The experts were also unanimous in urging novice tourers to keep a good supply of liquids at hand. "People don't realize it," Thom Perkins pointed out, "but the body can burn up an incredible amount of fluid in a day's skiing. The loss of as little as one percent of the body fluid can mean the loss of as much as 40 percent of the body's energy." Since alcoholic beverages like champagne act to dehydrate the body, they can be particularly dangerous in the wilderness. "When I heard this," Telemark recalled, "I began to understand why I was so exhausted last week."
Carrying a thermos, though it weighs a bit more than a water bottle, may prove well worth the effort. As David Stone noted, a warm cup of tea or cocoa after a grueling mile or two through the woods, can be a pause that truly refreshes.
Just as he had erred in selecting what to wear and carry, Telemark found that his choice of waxes proved dead wrong. "The temperature was hovering in the teens, and the snow was fresh," Telemark said, "but a friend from Arizona recommended purple klister and I took his advice. I must admit that while I like that color, it didn't help my trip."
Ski tourers will have better luck if they first call one of the local touring centers or tune in to WBNC or WMWV for the latest word on the proper wax.
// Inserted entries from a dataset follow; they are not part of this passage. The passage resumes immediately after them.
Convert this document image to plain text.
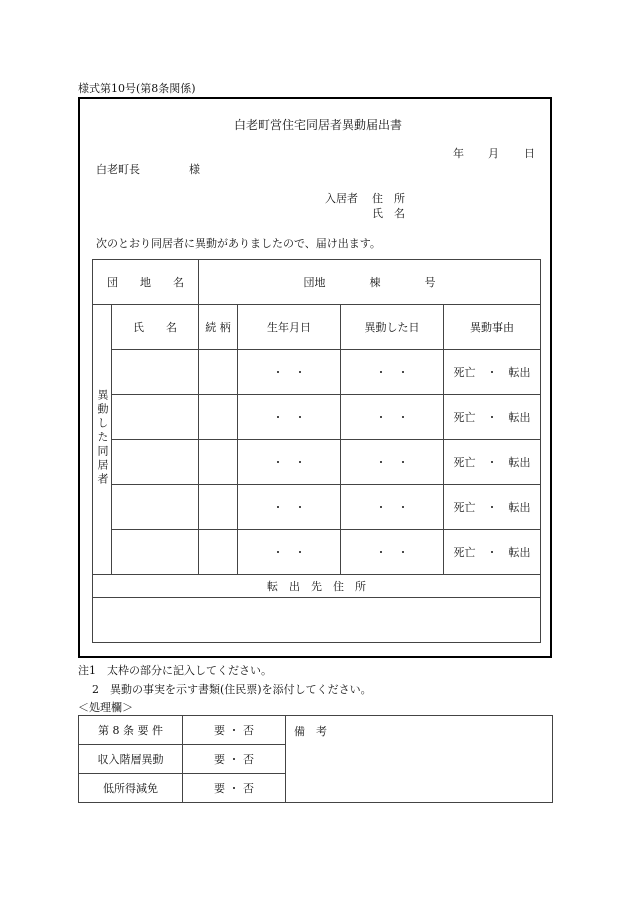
様式第10号(第8条関係)
白老町営住宅同居者異動届出書
年 月 日
白老町長	様
入居者 住　所
氏　名
次のとおり同居者に異動がありましたので、届け出ます。
団　　地　　名		団地　　　　棟　　　　号			
異動した同居者	氏　　名	続 柄	生年月日	異動した日	異動事由
			・　・	・　・	死亡　・　転出
			・　・	・　・	死亡　・　転出
			・　・	・　・	死亡　・　転出
			・　・	・　・	死亡　・　転出
			・　・	・　・	死亡　・　転出
転　出　先　住　所					

注1　太枠の部分に記入してください。
2　異動の事実を示す書類(住民票)を添付してください。
＜処理欄＞
第 8 条 要 件	要 ・ 否	備　考
収入階層異動	要 ・ 否	
低所得減免	要 ・ 否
However, conditions vary from one end of the mountains to the other, and a rapid change in the weather can turn a special green into a red wax day. "If you're not sure about what wax to apply," Stone said, "put on a slightly harder wax at the start. For example, if the ski report calls for blue, use a special blue (a harder wax) first. You can always apply blue or an even softer wax if you slip on the trail." For added insurance, Stone advised tourers to bring one or two waxes above and below the reported wax of the day. Thus, if the day is rated as blue, carry blue, green, special green, red and purple. In addition, applying an extra layer of the recommended wax before changing colors could save a lot of headaches.
"If you're slipping and sliding, you have a choice," Stone explained. "You can simply add another coating of the recommended wax or use the nest softest wax as needed. You don't have to get too sophisticated as long as you carry a good selection of basic colors."
Deciding where to go also requires a bit of forethought. Paula Colangelo advised would-be backcountry skiers to survey hiking maps of the area, keeping an eye pealed for the contour lines which indicate elevation changes. "By plotting a trip that follows gentle hiking trails or logging roads, novice skiers won't go beyond their limits," she said. "You should always carry a map." Local trails behind Cathedral Ledge, near the Covered Bridge Campground, and along the Kancamagus Highway offer good examples of such moderate routes. Thom Perkins also recommended the trail to No Ketchum Pond, though he warned skiers not to park their cars at the trailhead (at the end of Carter Notch Road) since they would be towed.
For further edification into the ways and wiles of cross country skiing in the backcountry, Dr. Telemark was told to read such books as Lito Tejada-Flores' Backcountry Skiing or The Cross Country Ski Book by John Caldwell. However, all local cross country experts expressed a willingness to offer first-hand advice to any tourers setting out on their initial wilderness ski trip. "Talking to them before I went would have been the smart thing to do, Telemark confessed. "If I have known then what I know now, I would have been a much happier skier last weekend."